Nate,
Indeed, all Triumph receivers should be oriented with MMI (buttons) pointed North, AFAIK.
As for the calibration magic, the first thing is the PCO which is sort of the "average" point of orientation-independent reception of signals (the "ghost" is certainly a good word for it). In addition to that offset location, the phase center varies around that non-physical average point depending on signal orientation and frequency too...
Antenna calibration models account for both azimuth and elevation of EACH received signal with respect to an antenna-fixed reference frame. So for any given signal of a given frequency in a given spot in the sky, the receiver expects to apply a particular "correction" to that signal under the assumption that the antenna is oriented in the same direction as the model was developed for.
So if the antenna is modeled with a particular correction value for, say, a signal coming from due north at 30 degrees elevation, the only way it can apply the proper correction is if the antenna is oriented so the signal is hitting the antenna at that physical orientation, since the antenna/receiver doesn't measure the orientation of the signal itself. If the antenna is turned away from the expected reference orientation, the signal is still spatially coming from due north, 30 degrees elevation, but hitting the antenna in some other antenna-referenced direction. The receiver "hopes" the antenna is oriented correctly, looks up the azimuth/elevation of that satellite, and applies the expected correction from the model, but in this non-north-oriented antenna example the signal is now hitting the antenna at some other direction which would have a different correction that it
should apply if only it "knew" it was oriented away from north.
That's where a magnetic determination of the antenna orientation could be immensely handy. Now the receiver knows how far off of North it's pointed, and can "simply" add/subtract that azimuth to it's lookup table to find the ACTUAL correction that it should apply for any given signal, no matter how the antenna is pointed... Realistically, one might imagine that, since PCV is dependent largely on elevation angle, tilt corrections should be applied to the calibration lookup in a similar manner as well, if out-of-level shots are being taken.

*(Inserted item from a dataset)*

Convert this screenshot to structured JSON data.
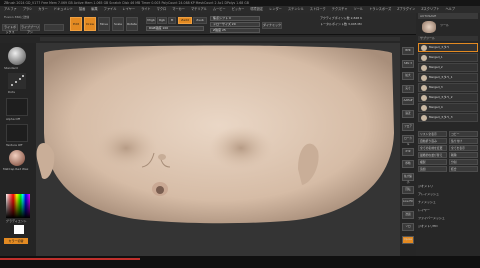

All of that said, in theory, for sufficiently similar base/rover antennas over sufficiently short distances, orienting both antennas in the same direction (South, or West, etc...) may indeed "self compensate" in a manner of speaking - in other words both receivers would apply the same "wrong" correction, yielding absolute positioning errors while giving adequately good relative measurements (all your measurements are for example now off by 5mm to the East, but it's the SAME 5mm East error for both receivers...). However, over the course of a day, as satellite locations change and different "wrong corrections" are applied to the signals, repeatability of measurements may get funky.
Hopefully someone can point out any errors in that whole monologue there. I'm no electronics/RF/NGS engineer
Anyway, for the time being, I quite happily spin my T-1 on the stick so that the lights and buttons are pointed north and mentally announce "Northern Lights" as part of my pre-shot checklist. "Look south, young man - that's the way it's always been done!" to squeeze out those extra mm of accuracy.